Does social support reduce bodily pain among African American women with SLE? Findings from a randomised controlled trial.

Abstract

Objective: Peer mentoring has been shown to be an effective intervention for chronic conditions with evidence to suggest that it might improve health-related bodily pain among African American women living with systemic lupus erythematosus (SLE). However, there is a lack of evidence to describe the intervention impact when adjusting for self-management of SLE. The present work aims to determine whether greater patient activation is associated with greater reductions in pain overall and within intervention groups.

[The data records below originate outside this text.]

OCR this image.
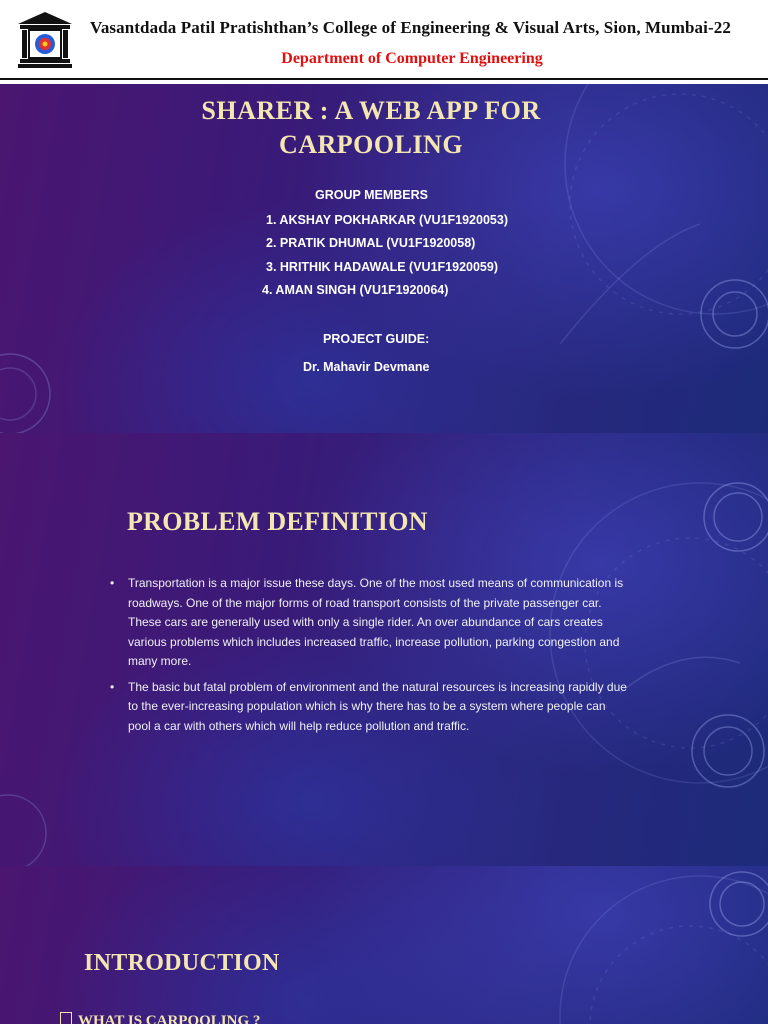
Vasantdada Patil Pratishthan’s College of Engineering & Visual Arts, Sion, Mumbai-22
Department of Computer Engineering
SHARER : A WEB APP FOR
CARPOOLING
GROUP MEMBERS
1. AKSHAY POKHARKAR (VU1F1920053)
2. PRATIK DHUMAL (VU1F1920058)
3. HRITHIK HADAWALE (VU1F1920059)
4. AMAN SINGH (VU1F1920064)
PROJECT GUIDE:
Dr. Mahavir Devmane
PROBLEM DEFINITION
• Transportation is a major issue these days. One of the most used means of communication is roadways. One of the major forms of road transport consists of the private passenger car. These cars are generally used with only a single rider. An over abundance of cars creates various problems which includes increased traffic, increase pollution, parking congestion and many more.
• The basic but fatal problem of environment and the natural resources is increasing rapidly due to the ever-increasing population which is why there has to be a system where people can pool a car with others which will help reduce pollution and traffic.
INTRODUCTION
WHAT IS CARPOOLING ?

Methods: Data were used from the Peer Approaches to Lupus Self-Management study, a randomised controlled trial designed to determine the efficacy of peer mentorship in African American women with SLE. A total of 274 participants were randomised to an intervention (mentorship) or control (non-mentorship) arms. Data were collected on self-reported Lupus Quality of Life questionnaire for bodily pain and Patient Activation Measure (PAM). Linear mixed models and multivariable linear mixed models were fit to assess the intervention and impact of PAM on bodily pain over time.

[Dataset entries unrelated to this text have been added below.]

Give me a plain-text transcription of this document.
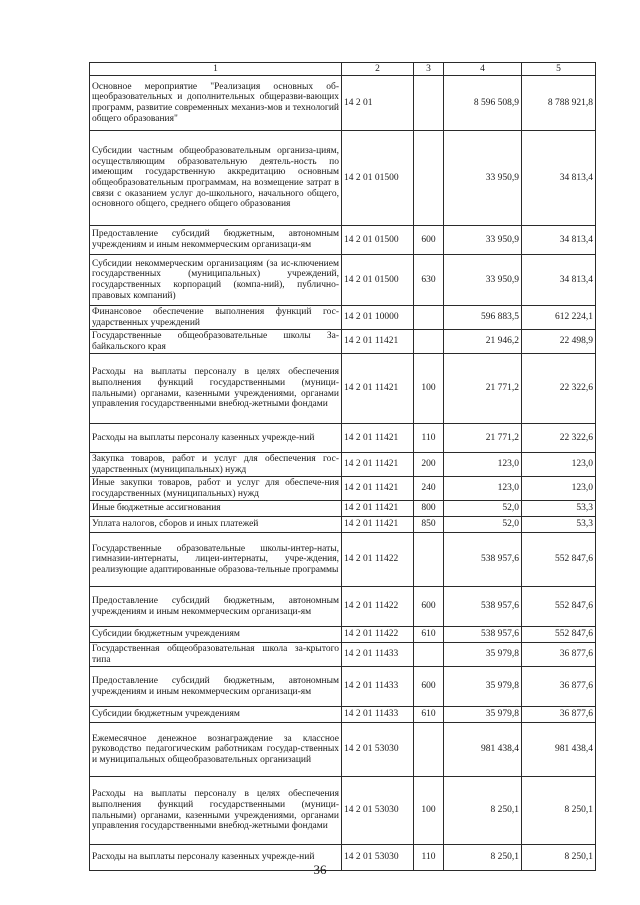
1	2	3	4	5
Основное мероприятие "Реализация основных об-щеобразовательных и дополнительных общеразви-вающих программ, развитие современных механиз-мов и технологий общего образования"	14 2 01		8 596 508,9	8 788 921,8
Субсидии частным общеобразовательным организа-циям, осуществляющим образовательную деятель-ность по имеющим государственную аккредитацию основным общеобразовательным программам, на возмещение затрат в связи с оказанием услуг до-школьного, начального общего, основного общего, среднего общего образования	14 2 01 01500		33 950,9	34 813,4
Предоставление субсидий бюджетным, автономным учреждениям и иным некоммерческим организаци-ям	14 2 01 01500	600	33 950,9	34 813,4
Субсидии некоммерческим организациям (за ис-ключением государственных (муниципальных) учреждений, государственных корпораций (компа-ний), публично-правовых компаний)	14 2 01 01500	630	33 950,9	34 813,4
Финансовое обеспечение выполнения функций гос-ударственных учреждений	14 2 01 10000		596 883,5	612 224,1
Государственные общеобразовательные школы За-байкальского края	14 2 01 11421		21 946,2	22 498,9
Расходы на выплаты персоналу в целях обеспечения выполнения функций государственными (муници-пальными) органами, казенными учреждениями, органами управления государственными внебюд-жетными фондами	14 2 01 11421	100	21 771,2	22 322,6
Расходы на выплаты персоналу казенных учрежде-ний	14 2 01 11421	110	21 771,2	22 322,6
Закупка товаров, работ и услуг для обеспечения гос-ударственных (муниципальных) нужд	14 2 01 11421	200	123,0	123,0
Иные закупки товаров, работ и услуг для обеспече-ния государственных (муниципальных) нужд	14 2 01 11421	240	123,0	123,0
Иные бюджетные ассигнования	14 2 01 11421	800	52,0	53,3
Уплата налогов, сборов и иных платежей	14 2 01 11421	850	52,0	53,3
Государственные образовательные школы-интер-наты, гимназии-интернаты, лицеи-интернаты, учре-ждения, реализующие адаптированные образова-тельные программы	14 2 01 11422		538 957,6	552 847,6
Предоставление субсидий бюджетным, автономным учреждениям и иным некоммерческим организаци-ям	14 2 01 11422	600	538 957,6	552 847,6
Субсидии бюджетным учреждениям	14 2 01 11422	610	538 957,6	552 847,6
Государственная общеобразовательная школа за-крытого типа	14 2 01 11433		35 979,8	36 877,6
Предоставление субсидий бюджетным, автономным учреждениям и иным некоммерческим организаци-ям	14 2 01 11433	600	35 979,8	36 877,6
Субсидии бюджетным учреждениям	14 2 01 11433	610	35 979,8	36 877,6
Ежемесячное денежное вознаграждение за классное руководство педагогическим работникам государ-ственных и муниципальных общеобразовательных организаций	14 2 01 53030		981 438,4	981 438,4
Расходы на выплаты персоналу в целях обеспечения выполнения функций государственными (муници-пальными) органами, казенными учреждениями, органами управления государственными внебюд-жетными фондами	14 2 01 53030	100	8 250,1	8 250,1
Расходы на выплаты персоналу казенных учрежде-ний	14 2 01 53030	110	8 250,1	8 250,1
36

Results: Increased patient activation was significantly associated with greater reductions in bodily pain (b=-0.13, p=0.019); however, there was no significant difference in intervention group over the study period between the intervention and control groups CONCLUSION: Patient self-management can have a significant effect on bodily pain for SLE patients. Future work aims to consider strategies which address patient activation as a mechanism for reducing pain and improving quality of life.

Trial registration number: NCT03734055.